Erklären lässt sich das durch die Art der Berechnung. So ist die Bevölkerungsdichte nicht etwa als Anzahl der Menschen pro Fläche, sondern als „Anzahl der betroffenen Personen pro Hektar Wohn- und Mischbaufläche eines Baublocks berechnet“. Anders ausgedrückt: Die Bevölkerungsdichte der betrachteten Stadtfläche wird ausschließlich auf Basis der vorhandenen Gebäude berechnet. Da es in der eingangs erwähnten Fläche neben der Flüchtlingsunterkunft keine oder wenige weitere Wohngebäude gibt, ist die Bevölkerungsdichte der Flüchtlingsunterkunft maßgeblich für die gesamte Fläche.

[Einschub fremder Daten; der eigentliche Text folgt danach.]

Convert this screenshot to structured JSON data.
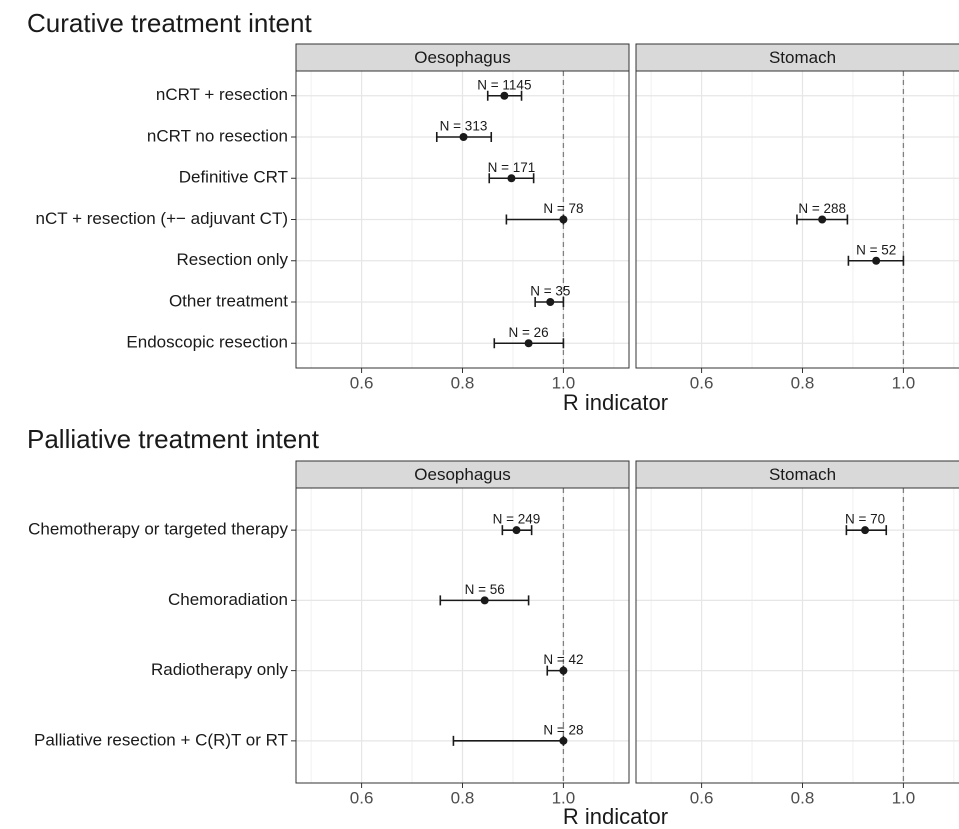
{
  "chart_data": [
    {
      "type": "errorbar",
      "title": "Curative treatment intent",
      "x_label": "R indicator",
      "categories": [
        "nCRT + resection",
        "nCRT no resection",
        "Definitive CRT",
        "nCT + resection (+− adjuvant CT)",
        "Resection only",
        "Other treatment",
        "Endoscopic resection"
      ],
      "xlim": [
        0.47,
        1.13
      ],
      "xticks": [
        {
          "value": 0.6,
          "label": "0.6"
        },
        {
          "value": 0.8,
          "label": "0.8"
        },
        {
          "value": 1.0,
          "label": "1.0"
        }
      ],
      "xminor": [
        0.5,
        0.7,
        0.9,
        1.1
      ],
      "reference": 1.0,
      "grid": true,
      "facets": [
        {
          "name": "Oesophagus",
          "values": [
            0.883,
            0.802,
            0.897,
            1.0,
            null,
            0.974,
            0.931
          ],
          "lower": [
            0.85,
            0.749,
            0.853,
            0.887,
            null,
            0.944,
            0.863
          ],
          "upper": [
            0.917,
            0.857,
            0.941,
            1.0,
            null,
            1.0,
            1.0
          ],
          "labels": [
            "N = 1145",
            "N = 313",
            "N = 171",
            "N = 78",
            null,
            "N = 35",
            "N = 26"
          ]
        },
        {
          "name": "Stomach",
          "values": [
            null,
            null,
            null,
            0.839,
            0.946,
            null,
            null
          ],
          "lower": [
            null,
            null,
            null,
            0.789,
            0.891,
            null,
            null
          ],
          "upper": [
            null,
            null,
            null,
            0.889,
            1.0,
            null,
            null
          ],
          "labels": [
            null,
            null,
            null,
            "N = 288",
            "N = 52",
            null,
            null
          ]
        }
      ]
    },
    {
      "type": "errorbar",
      "title": "Palliative treatment intent",
      "x_label": "R indicator",
      "categories": [
        "Chemotherapy or targeted therapy",
        "Chemoradiation",
        "Radiotherapy only",
        "Palliative resection + C(R)T or RT"
      ],
      "xlim": [
        0.47,
        1.13
      ],
      "xticks": [
        {
          "value": 0.6,
          "label": "0.6"
        },
        {
          "value": 0.8,
          "label": "0.8"
        },
        {
          "value": 1.0,
          "label": "1.0"
        }
      ],
      "xminor": [
        0.5,
        0.7,
        0.9,
        1.1
      ],
      "reference": 1.0,
      "grid": true,
      "facets": [
        {
          "name": "Oesophagus",
          "values": [
            0.907,
            0.844,
            1.0,
            1.0
          ],
          "lower": [
            0.879,
            0.756,
            0.968,
            0.782
          ],
          "upper": [
            0.937,
            0.931,
            1.0,
            1.0
          ],
          "labels": [
            "N = 249",
            "N = 56",
            "N = 42",
            "N = 28"
          ]
        },
        {
          "name": "Stomach",
          "values": [
            0.924,
            null,
            null,
            null
          ],
          "lower": [
            0.887,
            null,
            null,
            null
          ],
          "upper": [
            0.966,
            null,
            null,
            null
          ],
          "labels": [
            "N = 70",
            null,
            null,
            null
          ]
        }
      ]
    }
  ]
}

Das ist zunächst nicht zu beanstanden, erschwert aber das Verständnis der Karten. Die Definition der Bevölkerungsdichte, die vom üblichen Sprachgebrauch abweicht, findet man im Text der Hitzevulnerabilitätsanalyse, ohne dass besonders auf die besondere Definition hingewiesen wird. Ich habe daher angeregt, die Analyse durch ein Glossar zu ergänzen, um das Verständnis zu erleichtern. Allerdings bin ich mit diesem Punkt nicht durchgedrungen.

Der zweite Punkt betraf die fehlenden zusammenfassenden Zahlen: Welcher Anteil der Bevölkerung lebt beispielsweise in Mülheim in einem besonders belasteten Gebiet? Und wie sehen diese Zahlen im Vergleich zu Nachbarstädten aus?

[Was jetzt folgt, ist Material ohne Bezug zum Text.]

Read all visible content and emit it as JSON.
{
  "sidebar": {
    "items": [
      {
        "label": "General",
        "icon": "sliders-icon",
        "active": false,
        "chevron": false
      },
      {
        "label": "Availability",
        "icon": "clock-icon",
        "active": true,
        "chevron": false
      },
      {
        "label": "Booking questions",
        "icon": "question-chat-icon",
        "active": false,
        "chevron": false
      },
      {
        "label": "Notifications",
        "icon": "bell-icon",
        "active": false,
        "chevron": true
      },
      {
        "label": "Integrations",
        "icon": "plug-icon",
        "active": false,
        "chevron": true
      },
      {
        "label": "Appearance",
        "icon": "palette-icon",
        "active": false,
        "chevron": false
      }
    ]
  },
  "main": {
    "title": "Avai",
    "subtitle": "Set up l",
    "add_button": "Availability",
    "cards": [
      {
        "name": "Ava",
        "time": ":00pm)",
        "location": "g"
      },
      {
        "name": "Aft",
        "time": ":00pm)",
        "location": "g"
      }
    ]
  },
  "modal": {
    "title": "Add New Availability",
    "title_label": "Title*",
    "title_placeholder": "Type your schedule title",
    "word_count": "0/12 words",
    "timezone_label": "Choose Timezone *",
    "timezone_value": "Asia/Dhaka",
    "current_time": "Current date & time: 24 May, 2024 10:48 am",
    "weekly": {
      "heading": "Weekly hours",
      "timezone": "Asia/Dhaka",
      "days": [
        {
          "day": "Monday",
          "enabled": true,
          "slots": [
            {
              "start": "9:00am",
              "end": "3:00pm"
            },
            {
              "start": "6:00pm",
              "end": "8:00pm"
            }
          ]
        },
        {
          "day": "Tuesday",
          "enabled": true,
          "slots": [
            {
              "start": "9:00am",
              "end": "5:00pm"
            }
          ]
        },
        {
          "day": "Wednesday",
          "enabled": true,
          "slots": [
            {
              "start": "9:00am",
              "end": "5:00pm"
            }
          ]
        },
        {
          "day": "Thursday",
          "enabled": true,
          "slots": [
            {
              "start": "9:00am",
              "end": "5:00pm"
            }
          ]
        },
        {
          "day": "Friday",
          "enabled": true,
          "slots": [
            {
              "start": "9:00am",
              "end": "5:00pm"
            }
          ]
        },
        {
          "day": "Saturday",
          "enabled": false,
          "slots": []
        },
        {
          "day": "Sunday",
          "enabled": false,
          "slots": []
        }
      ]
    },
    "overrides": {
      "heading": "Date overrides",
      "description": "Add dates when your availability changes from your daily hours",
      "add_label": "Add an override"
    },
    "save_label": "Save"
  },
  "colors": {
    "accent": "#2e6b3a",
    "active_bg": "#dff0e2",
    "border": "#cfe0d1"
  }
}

Die Deutsche Umwelthilfe hat in den letzten zwei Jahren eigene Erhebungen zur Hitzebelastung durchgeführt (s. Beitrag vom 13.06.2025). Vor zwei Jahren stand Mülheim an der Ruhr wegen eines hohen Grünanteils und geringer Versiegelung recht gut da, doch im letzten Jahr wurden soziodemografische Faktoren (also ähnlich wie in dieser Hitzevulnerabilitätsanalyse) einbezogen, sodass unsere Stadt nur noch im Mittelfeld stand.

Auch mit dieser Frage drang ich nicht durch. Zwar konnte die Verwaltung bestätigen, dass den vorliegenden Daten sehr viele Informationen entnommen werden können. Gesamtzahlen wurden aber nicht genannt.

Bei meinem dritten Punkt ging es um das Anfang 2020 beschlossene Klimaanpassungskonzept (Vorlage V 20/0022-01), in dessen Rahmen die Hitzeaktionsplanung einzuordnen sind. Das Klimaanpassungskonzept enthält aber keinerlei zeitliche Vorgaben.

Daher habe ich angeregt, dass es um einen Terminplan ergänzt wird. Das hat die Vorsitzende, Hanna Sander, als künftige Aufgabe der Politik bestätigt.

Weitere Themen

Zum Starkregenrisikomanagement wurde ein Zwischenbericht der Verwaltung vorgelegt. Die bereits vorhandenen Angebote, nämlich die Starkregengefahrenkarte und der Wasser-Risiko-Check, wurden im Ausschuss sehr positiv aufgenommen. Wünschenswert sei es, dass möglichst viele Menschen in Mülheim davon erfahren. Das wäre auch mein Punkt gewesen.

Auch das Ladeinfrastrukturkonzept stand erneut auf der Tagesordnung, weil es kleinere Änderungen gegenüber der letzten Sitzung gab. Während der Diskussion wurde klar, dass auch die einzelnen Standorte der Ladestellen bereits Teil des Ratsbeschlusses sein sollten, was die Vertreter der Bezirksvertretungen auf den Plan rief: Der Rat solle nicht bereits endgültige Standorte beschließen, ohne dass die Bezirksvertretungen mit ihrer Ortskenntnis einbezogen worden seien.

Der Vorschlag, eine Gewässerunterhaltungsgebühr einzuführen, wurde vertagt. Und eine Anfrage zur Flächennutzung für verschiedene Energieträger brachte viele Informationen der Verwaltung.

Mein Fazit

Dass mein Vorschlag, nichtpolitische Mitglieder des Klimaschutzbeirates in die klimaschutzrelevanten Ausschüsse zu entsenden, positiv aufgenommen wurde, freut mich sehr. Ich sehe gute Chancen, dass er umgesetzt wird. Bei der Terminplanung für das Klimaanpassungskonzept werde ich am Ball bleiben. Und die Informationen der Verwaltung werde ich mir noch im Wortlaut ansehen müssen.

Auch wenn ich nicht viele Wortmeldungen hatte, bin ich auch mit der zweiten Sitzung zufrieden.